Sometimes (read: constantly), as creatives (read: people), we commit an extraordinary amount of time and energy to something which often goes nowhere, breaking our hearts, thinning our hair, and giving us indigestion. It feels like nailing an audition and filming a scene, only to have it cut from the movie. It’s like you were never there, a waste, “What was the point?”

Yet, those who have experienced the entrance and exit of love, for example, know that just because you’ve labored doesn’t make the leaving a loss. To have tried one path and taken another does not dishonor where you’ve already walked. It does not diminish the learning and the changing. To try anything good in earnest is lovely; this is a universal truth.

So, when we find ourselves shouldering through a concept (or even our craft itself, our own identity) in the names of diligence and discipline rather than goodness, truth, and beauty, it’s time to take a moment, collect ourselves, and consider a break-up.

Unhelpful perfectionism can present as eternal tweaking or constantly slamming doors closed, but the noble, difficult work of making good things exists somewhere in between. I am not saying that we should never see things through, try hard, or sit with the struggle of doing, but rather that every moment is a new opportunity to try afresh. January isn’t special in its own right. February certainly isn’t either. Whatever you want to do, you can do it, and you can do it right now. And if what you presently have in your hands isn’t getting you there, give it a kiss and throw it into the sea.

All that you’ve poured into your darling has not been in vain, because it brought you here: the perfect moment to let it go.

Nobody wants to waste their time, but the perception of “waste” tends to take important matters on long, winding detours out of an insistence to not turn around. Imagine if, rather than tinkering endlessly against the leaky kitchen pipes, plumbed with rubber bands and glue, we saved our time and money by simply replacing the sink. Imagine if, rather than insisting on systems and ideas already in place, we gutted the kitchen and dreamt up something new.

Isn’t that where creativity begins, anyways? Imagination is the big question mark at the start of a new idea, a blank piece of paper and a big fat crayon. Where else do new ideas come from if not at the end of an old one?

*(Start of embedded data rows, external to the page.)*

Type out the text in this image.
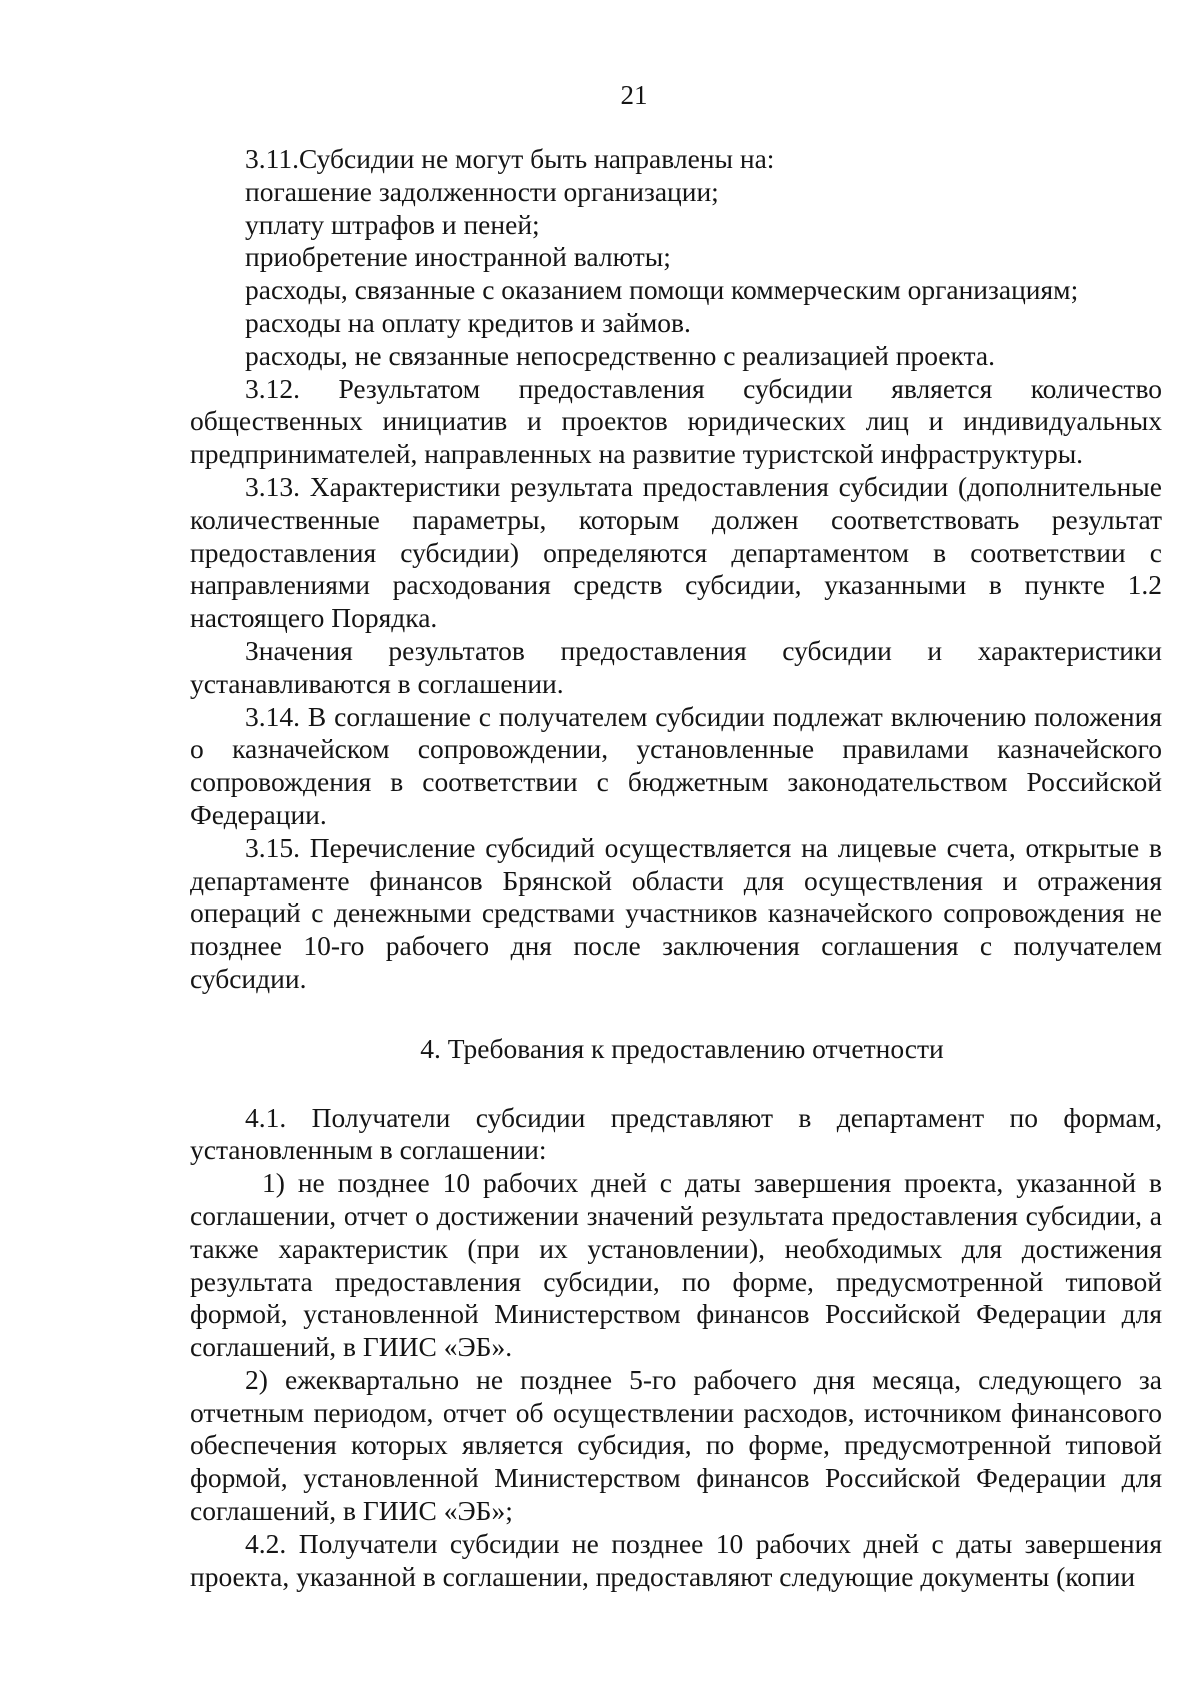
21

3.11.Субсидии не могут быть направлены на:

погашение задолженности организации;

уплату штрафов и пеней;

приобретение иностранной валюты;

расходы, связанные с оказанием помощи коммерческим организациям;

расходы на оплату кредитов и займов.

расходы, не связанные непосредственно с реализацией проекта.

3.12. Результатом предоставления субсидии является количество общественных инициатив и проектов юридических лиц и индивидуальных предпринимателей, направленных на развитие туристской инфраструктуры.

3.13. Характеристики результата предоставления субсидии (дополнительные количественные параметры, которым должен соответствовать результат предоставления субсидии) определяются департаментом в соответствии с направлениями расходования средств субсидии, указанными в пункте 1.2 настоящего Порядка.

Значения результатов предоставления субсидии и характеристики устанавливаются в соглашении.

3.14. В соглашение с получателем субсидии подлежат включению положения о казначейском сопровождении, установленные правилами казначейского сопровождения в соответствии с бюджетным законодательством Российской Федерации.

3.15. Перечисление субсидий осуществляется на лицевые счета, открытые в департаменте финансов Брянской области для осуществления и отражения операций с денежными средствами участников казначейского сопровождения не позднее 10-го рабочего дня после заключения соглашения с получателем субсидии.

4. Требования к предоставлению отчетности

4.1. Получатели субсидии представляют в департамент по формам, установленным в соглашении:

1) не позднее 10 рабочих дней с даты завершения проекта, указанной в соглашении, отчет о достижении значений результата предоставления субсидии, а также характеристик (при их установлении), необходимых для достижения результата предоставления субсидии, по форме, предусмотренной типовой формой, установленной Министерством финансов Российской Федерации для соглашений, в ГИИС «ЭБ».

2) ежеквартально не позднее 5-го рабочего дня месяца, следующего за отчетным периодом, отчет об осуществлении расходов, источником финансового обеспечения которых является субсидия, по форме, предусмотренной типовой формой, установленной Министерством финансов Российской Федерации для соглашений, в ГИИС «ЭБ»;

4.2. Получатели субсидии не позднее 10 рабочих дней с даты завершения проекта, указанной в соглашении, предоставляют следующие документы (копии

In his book, The Weight of Glory, C.S. Lewis uses the metaphor of a child’s play to teach his audience about God, but I believe it offers us a picture of our nature, too:

We are half-hearted creatures, fooling about … like an ignorant child who wants to go on making mud pies … because he cannot imagine what is meant by the offer of a holiday at the sea.

So, throw it out, whatever it is. Scrap it and start over. You’ll only dip your toes in the ocean, once you’ve stomped out of the muck.